China's Role & Crude Oil Demand Outlook
Given China's dominance in crude oil imports, any shifts in refinery throughput, strategic stockpiling, or economic stimulus measures will directly influence the VLCC freight market. Current macroeconomic forecasts suggest a moderate recovery in Chinese crude demand in Q2 2025, which could lead to increased cargo movements and, consequently, firmer freight rates—particularly if vessel availability tightens.
VLCC MEG/China routes continue to face challenges in building momentum, while the Suezmax segment shows signs of strengthening as we enter the latter half of the month.
VLCC freight rates for MEG-China routes remained below WS60, with market sentiment mirroring levels seen during the same period last year. Suezmax rates for West Africa to continental Europe rose WS100, reflecting an 11% monthly increase. Meanwhile, Suezmax rates on the Baltic-Mediterranean route rose above WS120, up 19% weekly.
Aframax freight rates in the Mediterranean fell below WS125, extending their decline since late February.

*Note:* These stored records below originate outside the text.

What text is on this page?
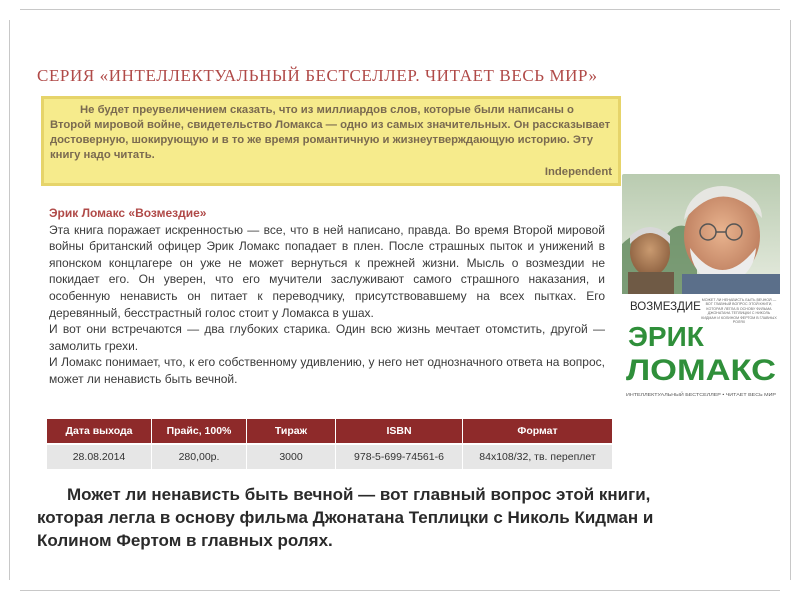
СЕРИЯ «ИНТЕЛЛЕКТУАЛЬНЫЙ БЕСТСЕЛЛЕР. ЧИТАЕТ ВЕСЬ МИР»
Не будет преувеличением сказать, что из миллиардов слов, которые были написаны о Второй мировой войне, свидетельство Ломакса — одно из самых значительных. Он рассказывает достоверную, шокирующую и в то же время романтичную и жизнеутверждающую историю. Эту книгу надо читать.
Independent
Эрик Ломакс «Возмездие»

Эта книга поражает искренностью — все, что в ней написано, правда. Во время Второй мировой войны британский офицер Эрик Ломакс попадает в плен. После страшных пыток и унижений в японском концлагере он уже не может вернуться к прежней жизни. Мысль о возмездии не покидает его. Он уверен, что его мучители заслуживают самого страшного наказания, и особенную ненависть он питает к переводчику, присутствовавшему на всех пытках. Его деревянный, бесстрастный голос стоит у Ломакса в ушах.

И вот они встречаются — два глубоких старика. Один всю жизнь мечтает отомстить, другой — замолить грехи.

И Ломакс понимает, что, к его собственному удивлению, у него нет однозначного ответа на вопрос, может ли ненависть быть вечной.

ВОЗМЕЗДИЕ
ЭРИК
ЛОМАКС
ИНТЕЛЛЕКТУАЛЬНЫЙ БЕСТСЕЛЛЕР • ЧИТАЕТ ВЕСЬ МИР
МОЖЕТ ЛИ НЕНАВИСТЬ БЫТЬ ВЕЧНОЙ — ВОТ ГЛАВНЫЙ ВОПРОС ЭТОЙ КНИГИ, КОТОРАЯ ЛЕГЛА В ОСНОВУ ФИЛЬМА ДЖОНАТАНА ТЕПЛИЦКИ С НИКОЛЬ КИДМАН И КОЛИНОМ ФЕРТОМ В ГЛАВНЫХ РОЛЯХ
Дата выхода	Прайс, 100%	Тираж	ISBN	Формат
28.08.2014	280,00р.	3000	978-5-699-74561-6	84х108/32, тв. переплет
Может ли ненависть быть вечной — вот главный вопрос этой книги, которая легла в основу фильма Джонатана Теплицки с Николь Кидман и Колином Фертом в главных ролях.
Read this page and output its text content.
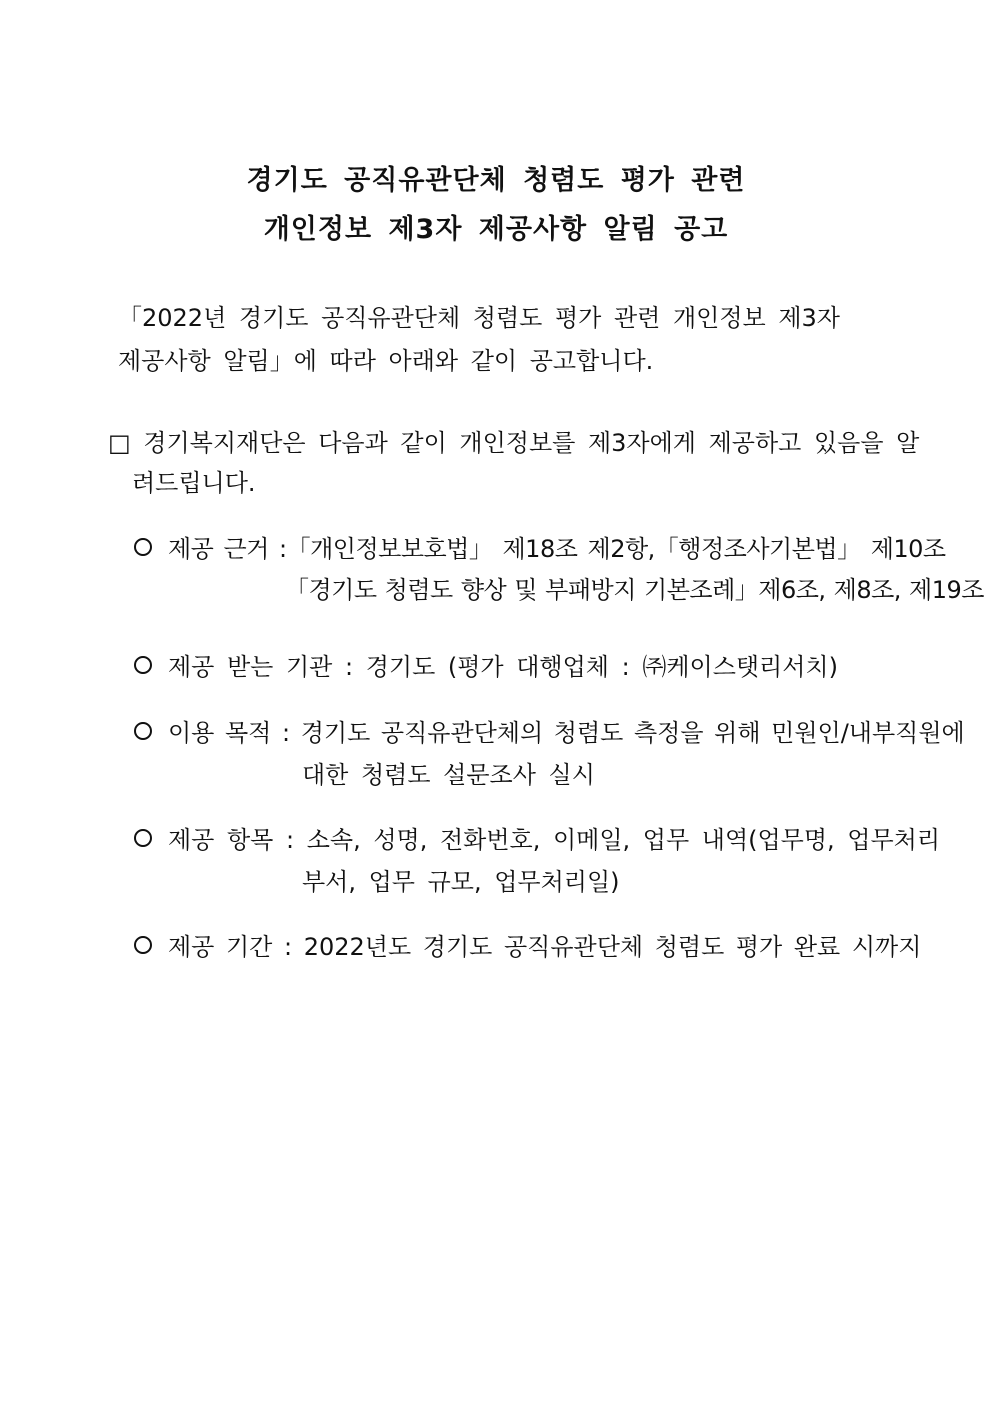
경기도 공직유관단체 청렴도 평가 관련
개인정보 제3자 제공사항 알림 공고
「2022년 경기도 공직유관단체 청렴도 평가 관련 개인정보 제3자
제공사항 알림」에 따라 아래와 같이 공고합니다.
□ 경기복지재단은 다음과 같이 개인정보를 제3자에게 제공하고 있음을 알
려드립니다.
제공 근거 :「개인정보보호법」 제18조 제2항,「행정조사기본법」 제10조
「경기도 청렴도 향상 및 부패방지 기본조례」제6조, 제8조, 제19조
제공 받는 기관 : 경기도 (평가 대행업체 : ㈜케이스탯리서치)
이용 목적 : 경기도 공직유관단체의 청렴도 측정을 위해 민원인/내부직원에
대한 청렴도 설문조사 실시
제공 항목 : 소속, 성명, 전화번호, 이메일, 업무 내역(업무명, 업무처리
부서, 업무 규모, 업무처리일)
제공 기간 : 2022년도 경기도 공직유관단체 청렴도 평가 완료 시까지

The latest trend reflects an 18% drop month-on-month.
LR2 AG freight rates held firmer levels of the previous week at around WS140, reflecting a 14% monthly increase.
Panamax Carib-to-USG remained at around 150 WS, which corresponds to an increase of 25 % compared to the previous month.
MR1 freight rates for Baltic-to-Continent shipments hovered around WS190, reflecting a similar momentum of the previous week.
MR2 rates for shipments from the Continent to the US Atlantic Coast (USAC) remained steady at WS145, maintaining last week's sentiment and marking a 26% month-over-month increase. Meanwhile, MR2 rates on the US Gulf-to-Continent route declined to WS85, reflecting an 11% monthly drop.
The availability of crude tankers remained relatively stable for VLCCs and Suezmax vessels but declined compared to the peaks seen earlier in the year. Meanwhile, recent estimates indicate a downward revision for Aframax vessels.
VLCC Ras Tanura: The current ship count stands at approximately 50, marking a decline of over 30 vessels compared to the peak levels recorded at the end of last year.
Suezmax Wafr: The current ship count is below 50, consistent with the weakening trend of the previous weeks and nearly ten below the annual average, signaling a further downward correction for the second half of March.
Aframax Med: After showing an upward trend at the beginning of March, the number of ships began to fall below the annual benchmark of 10, reaching its final low point at the end of week three.
Aframax Baltic: The number of ships remained below the annual average of 30 and was around 25 — almost eight more than the low at the end of the seventh week.
Clean LR2 AG Jubail: The downward trend persists, with the vessel count remaining below the annual average of 11 over the last five weeks.
Clean MR: The number of ships at Algeria's Skikda port continued its downward trend from the previous week, with vessel activity at MR1 Skikda declining to 29—three fewer than the previous week. Meanwhile, MR2 activity in Amsterdam fell below 39, marking a decrease of 15 compared to the start of the year.
Dirty tonne days: The growth rate of dirty tonne-days for VLCCs remained sluggish for another week, reaching its lowest level in the past year. In contrast, the Suezmax segment experienced a remarkable recovery starting in the first week of March, while Aframax activity has been gaining momentum since late February, though it continues to hover around the annual average growth trend.
Panamax tonne days: The growth rate remains below the weekly annual average recorded since the beginning of the year, although it has recovered from its low point recorded six weeks ago.
MR tonne-days: The growth rate of the MR segment has continued to decline and is now close to the annual average. In the meantime, the peak observed in week 5 appears to be further away from the current momentum.